At the end of the simulation, Navey asked those who chose to go home why they stayed or went back. Answers included children, pride, finances, fixed income, lack of job skills, pets, or age.
Others lacked outside support or believed they could make things better if they stayed. One was afraid the abuser would kill her if she left.
Players experienced a range of emotions while role-playing a domestic violence victim. Among those feelings were anger, embarrassment, hopelessness, frustration, helplessness, suicidal or homicidal thoughts, and guilt.

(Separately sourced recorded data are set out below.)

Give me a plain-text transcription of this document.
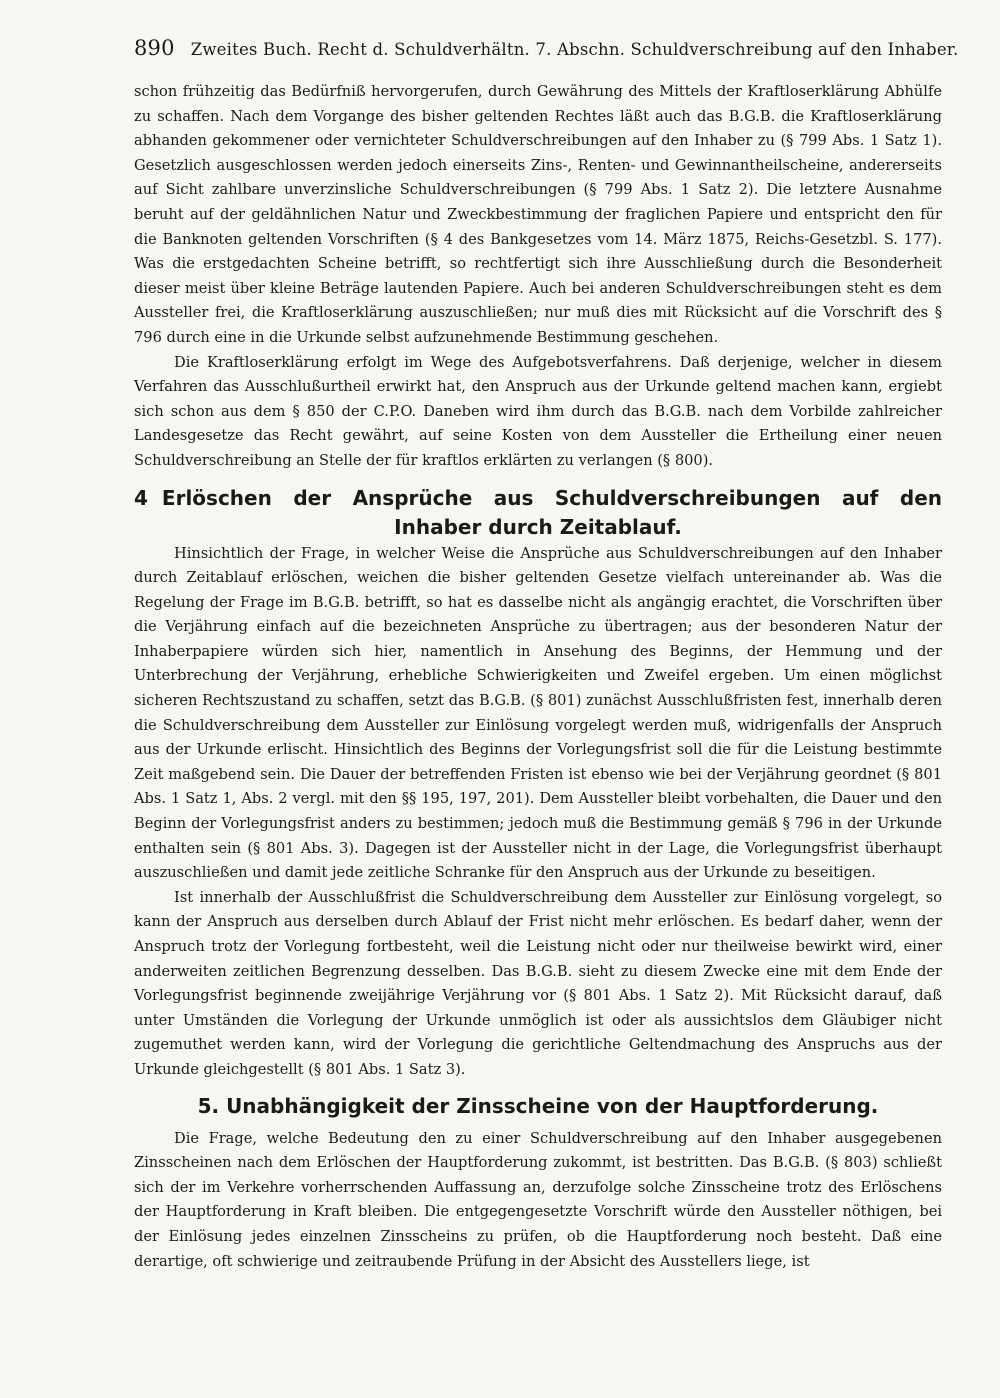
890 Zweites Buch. Recht d. Schuldverhältn. 7. Abschn. Schuldverschreibung auf den Inhaber.

schon frühzeitig das Bedürfniß hervorgerufen, durch Gewährung des Mittels der Kraftloserklärung Abhülfe zu schaffen. Nach dem Vorgange des bisher geltenden Rechtes läßt auch das B.G.B. die Kraftloserklärung abhanden gekommener oder vernichteter Schuldverschreibungen auf den Inhaber zu (§ 799 Abs. 1 Satz 1). Gesetzlich ausgeschlossen werden jedoch einerseits Zins-, Renten- und Gewinnantheilscheine, andererseits auf Sicht zahlbare unverzinsliche Schuldverschreibungen (§ 799 Abs. 1 Satz 2). Die letztere Ausnahme beruht auf der geldähnlichen Natur und Zweckbestimmung der fraglichen Papiere und entspricht den für die Banknoten geltenden Vorschriften (§ 4 des Bankgesetzes vom 14. März 1875, Reichs-Gesetzbl. S. 177). Was die erstgedachten Scheine betrifft, so rechtfertigt sich ihre Ausschließung durch die Besonderheit dieser meist über kleine Beträge lautenden Papiere. Auch bei anderen Schuldverschreibungen steht es dem Aussteller frei, die Kraftloserklärung auszuschließen; nur muß dies mit Rücksicht auf die Vorschrift des § 796 durch eine in die Urkunde selbst aufzunehmende Bestimmung geschehen.

Die Kraftloserklärung erfolgt im Wege des Aufgebotsverfahrens. Daß derjenige, welcher in diesem Verfahren das Ausschlußurtheil erwirkt hat, den Anspruch aus der Urkunde geltend machen kann, ergiebt sich schon aus dem § 850 der C.P.O. Daneben wird ihm durch das B.G.B. nach dem Vorbilde zahlreicher Landesgesetze das Recht gewährt, auf seine Kosten von dem Aussteller die Ertheilung einer neuen Schuldverschreibung an Stelle der für kraftlos erklärten zu verlangen (§ 800).

4 Erlöschen der Ansprüche aus Schuldverschreibungen auf den Inhaber durch Zeitablauf.

Hinsichtlich der Frage, in welcher Weise die Ansprüche aus Schuldverschreibungen auf den Inhaber durch Zeitablauf erlöschen, weichen die bisher geltenden Gesetze vielfach untereinander ab. Was die Regelung der Frage im B.G.B. betrifft, so hat es dasselbe nicht als angängig erachtet, die Vorschriften über die Verjährung einfach auf die bezeichneten Ansprüche zu übertragen; aus der besonderen Natur der Inhaberpapiere würden sich hier, namentlich in Ansehung des Beginns, der Hemmung und der Unterbrechung der Verjährung, erhebliche Schwierigkeiten und Zweifel ergeben. Um einen möglichst sicheren Rechtszustand zu schaffen, setzt das B.G.B. (§ 801) zunächst Ausschlußfristen fest, innerhalb deren die Schuldverschreibung dem Aussteller zur Einlösung vorgelegt werden muß, widrigenfalls der Anspruch aus der Urkunde erlischt. Hinsichtlich des Beginns der Vorlegungsfrist soll die für die Leistung bestimmte Zeit maßgebend sein. Die Dauer der betreffenden Fristen ist ebenso wie bei der Verjährung geordnet (§ 801 Abs. 1 Satz 1, Abs. 2 vergl. mit den §§ 195, 197, 201). Dem Aussteller bleibt vorbehalten, die Dauer und den Beginn der Vorlegungsfrist anders zu bestimmen; jedoch muß die Bestimmung gemäß § 796 in der Urkunde enthalten sein (§ 801 Abs. 3). Dagegen ist der Aussteller nicht in der Lage, die Vorlegungsfrist überhaupt auszuschließen und damit jede zeitliche Schranke für den Anspruch aus der Urkunde zu beseitigen.

Ist innerhalb der Ausschlußfrist die Schuldverschreibung dem Aussteller zur Einlösung vorgelegt, so kann der Anspruch aus derselben durch Ablauf der Frist nicht mehr erlöschen. Es bedarf daher, wenn der Anspruch trotz der Vorlegung fortbesteht, weil die Leistung nicht oder nur theilweise bewirkt wird, einer anderweiten zeitlichen Begrenzung desselben. Das B.G.B. sieht zu diesem Zwecke eine mit dem Ende der Vorlegungsfrist beginnende zweijährige Verjährung vor (§ 801 Abs. 1 Satz 2). Mit Rücksicht darauf, daß unter Umständen die Vorlegung der Urkunde unmöglich ist oder als aussichtslos dem Gläubiger nicht zugemuthet werden kann, wird der Vorlegung die gerichtliche Geltendmachung des Anspruchs aus der Urkunde gleichgestellt (§ 801 Abs. 1 Satz 3).

5. Unabhängigkeit der Zinsscheine von der Hauptforderung.

Die Frage, welche Bedeutung den zu einer Schuldverschreibung auf den Inhaber ausgegebenen Zinsscheinen nach dem Erlöschen der Hauptforderung zukommt, ist bestritten. Das B.G.B. (§ 803) schließt sich der im Verkehre vorherrschenden Auffassung an, derzufolge solche Zinsscheine trotz des Erlöschens der Hauptforderung in Kraft bleiben. Die entgegengesetzte Vorschrift würde den Aussteller nöthigen, bei der Einlösung jedes einzelnen Zinsscheins zu prüfen, ob die Hauptforderung noch besteht. Daß eine derartige, oft schwierige und zeitraubende Prüfung in der Absicht des Ausstellers liege, ist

Others felt they were failed by the legal system or had too much responsibility for others. When Navey asked who in the group had thoughts of assault or harm toward their abuser, 99 percent of the hands went up.
The simulation session ended with a video that named the 28 North Carolina victims of homicide from the first six months of 2022, made by the son of a present DV survivor.
The victims’ ages ranged from 8 months to 79 years old, with most killed with firearms by their present or past spouses or partners. Two children were killed by a parent.
Viewers found the moving presentation of victims sobering.